D’aucuns pourront rétorquer qu’il s’agit d’une interprétation très subjective, qu’après tout Clarence était disposé à tout abandonner pour retrouver Micheline, ce qui semblerait signifier qu’elle aurait su révéler chez lui des sentiments bien réels. Mais même la fidèle Solange (la grande Gabrielle Dorziat), seule figure du film capable de lire en Clarence et de le comprendre, n’y croit pas plus que cela. Lorsque Philippe lui justifie sa décision de départ par sa volonté de ne pas blesser davantage celle qui n’est encore qu’une « jeune fille », prête à tout abandonner, alors que lui « ne laisse rien », elle rétorque que pour « une jeune fille qui a tout le temps d’avoir des complications de cœur, il en laisse lui trois cents en proie aux vertiges d’estomac. » Et de fait, comment adhérer à cette sentence ? Pourquoi Clarence s’inquiéterait-il du devenir d’une jeune fille trompée, lui qui négligea sans remords l’amour sans limite d’Anne-Marie, la conduisant au suicide ? Si Clarence peut affirmer ne rien laisser derrière lui, c’est sans doute qu’il est conscient de ne pouvoir aller de l’avant sans achever sa création, et qu’illusoirement il se persuade y parvenir en s’enchaînant davantage à cette fille.

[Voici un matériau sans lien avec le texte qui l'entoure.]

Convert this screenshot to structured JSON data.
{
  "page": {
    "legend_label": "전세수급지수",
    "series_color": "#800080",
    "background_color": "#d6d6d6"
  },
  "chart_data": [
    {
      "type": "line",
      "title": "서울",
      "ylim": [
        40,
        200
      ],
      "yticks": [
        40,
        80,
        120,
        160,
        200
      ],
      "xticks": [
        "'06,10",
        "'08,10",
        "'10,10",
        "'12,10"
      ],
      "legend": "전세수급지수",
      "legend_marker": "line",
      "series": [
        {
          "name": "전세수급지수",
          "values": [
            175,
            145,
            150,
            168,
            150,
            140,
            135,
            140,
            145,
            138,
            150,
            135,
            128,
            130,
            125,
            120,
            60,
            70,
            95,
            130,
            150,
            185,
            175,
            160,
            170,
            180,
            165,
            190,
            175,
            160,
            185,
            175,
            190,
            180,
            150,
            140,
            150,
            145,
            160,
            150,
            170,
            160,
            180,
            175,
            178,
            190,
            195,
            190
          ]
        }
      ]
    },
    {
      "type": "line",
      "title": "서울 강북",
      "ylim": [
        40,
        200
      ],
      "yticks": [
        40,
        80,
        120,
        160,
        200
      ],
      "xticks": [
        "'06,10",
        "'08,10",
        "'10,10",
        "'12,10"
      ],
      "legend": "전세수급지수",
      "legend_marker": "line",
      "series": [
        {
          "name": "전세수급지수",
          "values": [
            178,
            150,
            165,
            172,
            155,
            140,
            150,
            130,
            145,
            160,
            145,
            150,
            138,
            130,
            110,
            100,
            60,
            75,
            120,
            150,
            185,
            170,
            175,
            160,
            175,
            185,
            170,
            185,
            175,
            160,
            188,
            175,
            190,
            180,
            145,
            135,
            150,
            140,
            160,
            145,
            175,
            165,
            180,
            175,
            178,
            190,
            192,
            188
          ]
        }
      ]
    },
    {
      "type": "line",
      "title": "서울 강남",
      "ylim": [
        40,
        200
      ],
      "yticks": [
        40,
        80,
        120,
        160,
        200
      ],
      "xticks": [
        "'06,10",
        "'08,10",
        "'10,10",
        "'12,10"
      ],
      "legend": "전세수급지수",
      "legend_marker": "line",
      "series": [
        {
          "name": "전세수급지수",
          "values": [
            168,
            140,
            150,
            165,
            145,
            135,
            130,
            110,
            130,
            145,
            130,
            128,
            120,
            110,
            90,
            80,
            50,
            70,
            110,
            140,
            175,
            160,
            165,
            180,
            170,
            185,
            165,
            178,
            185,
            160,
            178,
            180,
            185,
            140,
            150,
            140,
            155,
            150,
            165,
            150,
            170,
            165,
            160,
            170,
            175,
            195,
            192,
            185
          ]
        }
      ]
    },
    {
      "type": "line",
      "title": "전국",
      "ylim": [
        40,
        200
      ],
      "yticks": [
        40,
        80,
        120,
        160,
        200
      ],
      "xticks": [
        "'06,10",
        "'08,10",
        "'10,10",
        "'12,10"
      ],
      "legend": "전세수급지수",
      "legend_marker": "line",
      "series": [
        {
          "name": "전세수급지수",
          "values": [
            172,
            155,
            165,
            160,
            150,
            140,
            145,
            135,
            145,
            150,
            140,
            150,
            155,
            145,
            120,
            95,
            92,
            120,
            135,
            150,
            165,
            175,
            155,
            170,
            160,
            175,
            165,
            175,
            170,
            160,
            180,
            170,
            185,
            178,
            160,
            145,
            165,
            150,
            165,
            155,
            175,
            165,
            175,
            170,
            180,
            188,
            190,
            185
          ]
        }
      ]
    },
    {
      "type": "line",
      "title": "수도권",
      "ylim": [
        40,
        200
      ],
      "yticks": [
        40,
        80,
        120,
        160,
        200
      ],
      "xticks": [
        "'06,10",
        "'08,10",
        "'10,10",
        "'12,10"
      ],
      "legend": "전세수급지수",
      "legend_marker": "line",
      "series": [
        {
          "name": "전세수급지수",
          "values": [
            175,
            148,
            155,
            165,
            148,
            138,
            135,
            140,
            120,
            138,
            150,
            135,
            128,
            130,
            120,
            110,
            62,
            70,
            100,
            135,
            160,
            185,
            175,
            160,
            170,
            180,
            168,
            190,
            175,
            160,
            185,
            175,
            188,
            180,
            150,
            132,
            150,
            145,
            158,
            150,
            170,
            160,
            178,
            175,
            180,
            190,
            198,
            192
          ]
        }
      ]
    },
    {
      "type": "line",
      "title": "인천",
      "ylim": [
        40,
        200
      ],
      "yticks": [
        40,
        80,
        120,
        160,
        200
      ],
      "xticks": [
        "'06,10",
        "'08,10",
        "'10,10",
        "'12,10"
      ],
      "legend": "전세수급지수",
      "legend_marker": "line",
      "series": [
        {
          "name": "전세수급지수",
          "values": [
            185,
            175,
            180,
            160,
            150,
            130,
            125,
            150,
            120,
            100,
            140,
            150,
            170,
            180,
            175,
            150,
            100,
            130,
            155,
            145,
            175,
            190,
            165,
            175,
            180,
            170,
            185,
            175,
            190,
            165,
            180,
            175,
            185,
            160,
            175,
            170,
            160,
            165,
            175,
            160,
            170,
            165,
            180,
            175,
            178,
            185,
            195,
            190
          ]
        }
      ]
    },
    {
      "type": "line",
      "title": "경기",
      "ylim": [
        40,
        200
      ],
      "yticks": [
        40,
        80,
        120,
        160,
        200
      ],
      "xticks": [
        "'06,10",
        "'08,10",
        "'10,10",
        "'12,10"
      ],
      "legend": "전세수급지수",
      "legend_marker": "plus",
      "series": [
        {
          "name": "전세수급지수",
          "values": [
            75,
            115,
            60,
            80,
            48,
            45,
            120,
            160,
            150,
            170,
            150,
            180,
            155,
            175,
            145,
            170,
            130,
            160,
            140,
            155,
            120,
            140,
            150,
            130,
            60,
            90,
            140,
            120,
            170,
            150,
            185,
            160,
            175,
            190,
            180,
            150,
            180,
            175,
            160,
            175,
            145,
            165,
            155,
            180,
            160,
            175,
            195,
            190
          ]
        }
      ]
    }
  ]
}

Quoi qu’il en soit, tout le talent de Becker réside aussi dans cette faculté à conserver le mystère en n’insistant sur rien. Sa mise en scène, élégante, discrète mais savamment orchestrée au gré d’un découpage technique minutieux, fait de lui le plus digne représentant français du classicisme. Plans sages, tempo régulier et presque lent, dialogues simples dénués de toute recherche emphatique ou poétique, contrairement à beaucoup de films français de l’époque ; il n’y a rien d’ostentatoire dans Falbalas. Pourtant la chronique s’empreint peu à peu d’un tragique latent, plus douloureux que bien des mélodrames revendiqués. Comme toujours chez Becker, chaque comédien semble irremplaçable dans son rôle. C’est notamment le cas de Raymond Rouleau. Cet ancien pensionnaire du Conservatoire de Bruxelles, très à l’aise dans la fantaisie (Clarence déjà dans Dernier Atout, L’Honorable Catherine auprès d’Edwige Feuillère), s’était rarement montré à son avantage en jeune premier romantique. Il était même, avouons-le, franchement transparent dans L’Assassinat du Père Noël ou Mam’zelle Bonaparte. Il est ici comme transfiguré et communique au personnage de Philippe Clarence toute la dimension exaltée et véritablement hantée qui le rend absolument inoubliable.

Signalons que Becker, huit ans plus tard, retrouvera l’univers de la mode le temps d’une comédie merveilleuse de charme et de simplicité, portée par l’abattage de l’exquise Anne Vernon, Rue de l’estrapade, prouvant une fois de plus son talent éclectique, l’un des plus sûrs du cinéma français. Jean Servais y campait un styliste en définitive assez proche de Clarence, à ceci près qu’il s’avérait finalement homosexuel.